Paul Stanley defends KISS’ choice to keep playing the hits in their live set

Paul Stanley defends KISS’ choice to keep playing the hits in their live set

KISS frontman Paul Stanley was interviewed by The Morning Call in advance of the group’s tour stop at The Great Allentown Fair in Allentown, Pennyslvania, USA tomorrow.

The Morning Call spoke to Stanley about KISS‘ setlist and reported as follows:

So when KISS brings its “Freedom to Rock” tour to the Allentown Fair on Thursday, the show won’t be burdened with deep cuts. And even though it’s the 40th anniversary of both of KISS‘ biggest studio discs — “Destroyer” and “Rock and Roll Over” — KISS won’t be doing an album show like many other classic rockers. Instead, the concert will be a show full of hits.

“The cream has always risen to the top, and the people expect certain songs and they’ll get those,” guitarist/singer and founder Paul Stanley says in a phone call from his California home. Recent shows have included them all: “Shout It Out Loud,” “Beth,” “Love Gun,” “Detroit Rock City” and, of course, “Rock and Roll All Nite.”

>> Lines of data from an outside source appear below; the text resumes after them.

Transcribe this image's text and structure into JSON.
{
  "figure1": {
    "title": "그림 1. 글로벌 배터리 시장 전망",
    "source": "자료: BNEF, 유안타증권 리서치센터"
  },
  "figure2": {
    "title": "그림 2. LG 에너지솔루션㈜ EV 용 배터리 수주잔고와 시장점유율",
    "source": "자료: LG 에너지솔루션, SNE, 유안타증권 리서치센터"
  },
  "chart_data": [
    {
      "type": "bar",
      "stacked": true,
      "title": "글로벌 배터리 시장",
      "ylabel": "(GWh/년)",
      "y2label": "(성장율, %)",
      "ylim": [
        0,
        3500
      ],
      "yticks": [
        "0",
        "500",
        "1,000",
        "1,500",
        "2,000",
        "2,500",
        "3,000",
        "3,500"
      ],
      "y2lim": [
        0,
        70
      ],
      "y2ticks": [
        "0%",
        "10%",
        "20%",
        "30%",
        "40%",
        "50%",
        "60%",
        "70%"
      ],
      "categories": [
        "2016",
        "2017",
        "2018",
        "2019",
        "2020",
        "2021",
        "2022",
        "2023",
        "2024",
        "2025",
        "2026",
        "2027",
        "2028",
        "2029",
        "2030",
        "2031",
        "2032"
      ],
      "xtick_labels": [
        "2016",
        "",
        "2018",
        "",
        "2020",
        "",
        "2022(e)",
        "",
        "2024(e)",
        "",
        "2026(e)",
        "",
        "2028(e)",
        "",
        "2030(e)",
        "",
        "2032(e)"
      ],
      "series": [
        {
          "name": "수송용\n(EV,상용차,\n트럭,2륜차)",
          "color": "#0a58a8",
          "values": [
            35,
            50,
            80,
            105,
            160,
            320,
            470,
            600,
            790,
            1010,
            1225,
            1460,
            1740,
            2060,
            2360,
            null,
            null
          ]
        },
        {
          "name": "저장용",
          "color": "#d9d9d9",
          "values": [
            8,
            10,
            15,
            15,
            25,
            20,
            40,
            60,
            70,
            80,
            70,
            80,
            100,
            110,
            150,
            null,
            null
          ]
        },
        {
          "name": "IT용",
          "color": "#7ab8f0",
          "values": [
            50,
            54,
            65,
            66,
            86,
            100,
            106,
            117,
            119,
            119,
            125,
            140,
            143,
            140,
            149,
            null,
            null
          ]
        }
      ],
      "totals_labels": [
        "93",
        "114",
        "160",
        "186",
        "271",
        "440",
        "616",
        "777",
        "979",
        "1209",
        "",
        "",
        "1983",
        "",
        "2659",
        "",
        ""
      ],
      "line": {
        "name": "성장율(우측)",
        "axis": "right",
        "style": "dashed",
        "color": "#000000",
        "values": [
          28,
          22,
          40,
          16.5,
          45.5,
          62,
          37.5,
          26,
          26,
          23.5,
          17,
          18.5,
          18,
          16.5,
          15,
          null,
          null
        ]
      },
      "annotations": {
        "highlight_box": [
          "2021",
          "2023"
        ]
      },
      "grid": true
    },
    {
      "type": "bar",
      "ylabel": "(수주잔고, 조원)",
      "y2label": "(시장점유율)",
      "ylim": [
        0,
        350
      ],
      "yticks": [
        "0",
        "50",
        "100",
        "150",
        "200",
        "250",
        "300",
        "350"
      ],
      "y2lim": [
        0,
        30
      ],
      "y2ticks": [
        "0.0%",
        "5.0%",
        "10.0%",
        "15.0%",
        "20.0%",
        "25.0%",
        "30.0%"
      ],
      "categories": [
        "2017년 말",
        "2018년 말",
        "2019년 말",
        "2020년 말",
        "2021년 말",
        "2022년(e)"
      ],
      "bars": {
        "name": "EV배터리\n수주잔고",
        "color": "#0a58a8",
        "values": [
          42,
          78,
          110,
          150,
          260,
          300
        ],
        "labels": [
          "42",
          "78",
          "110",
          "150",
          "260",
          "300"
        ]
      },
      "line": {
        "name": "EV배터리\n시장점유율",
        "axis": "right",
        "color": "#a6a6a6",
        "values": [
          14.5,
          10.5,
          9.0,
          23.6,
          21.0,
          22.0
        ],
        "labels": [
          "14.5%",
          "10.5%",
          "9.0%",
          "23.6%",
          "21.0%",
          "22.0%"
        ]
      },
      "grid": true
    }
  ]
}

“The idea of playing obscure songs is only appealing to a die-hard fan who knows our albums inside out,” Stanley says. “To go up on stage and play unknown songs for a handful of people as opposed to playing the songs that everybody wants to hear is really not in our best interests or the audience’s.

“We want to do the best show possible and we want to blow away people who get to see us once every two years, five years, 10 years. Those are the people who we put the show together for. If somebody comes night after night or sees 10 or 15 shows on a tour, well, they may be asking why we don’t change the show up much. But the fact is we don’t change it up that much because once it’s great, you don’t mess with it.”

You can read the rest of the interview with Stanley at The Morning Call.

Almost two months ago, Sleaze Roxx had noted that KISS’ setlist on their first night of their Freedom To Rock Tour only featured songs that dated 30 years or more except for one (“Psycho Circus” which dates back to 1998).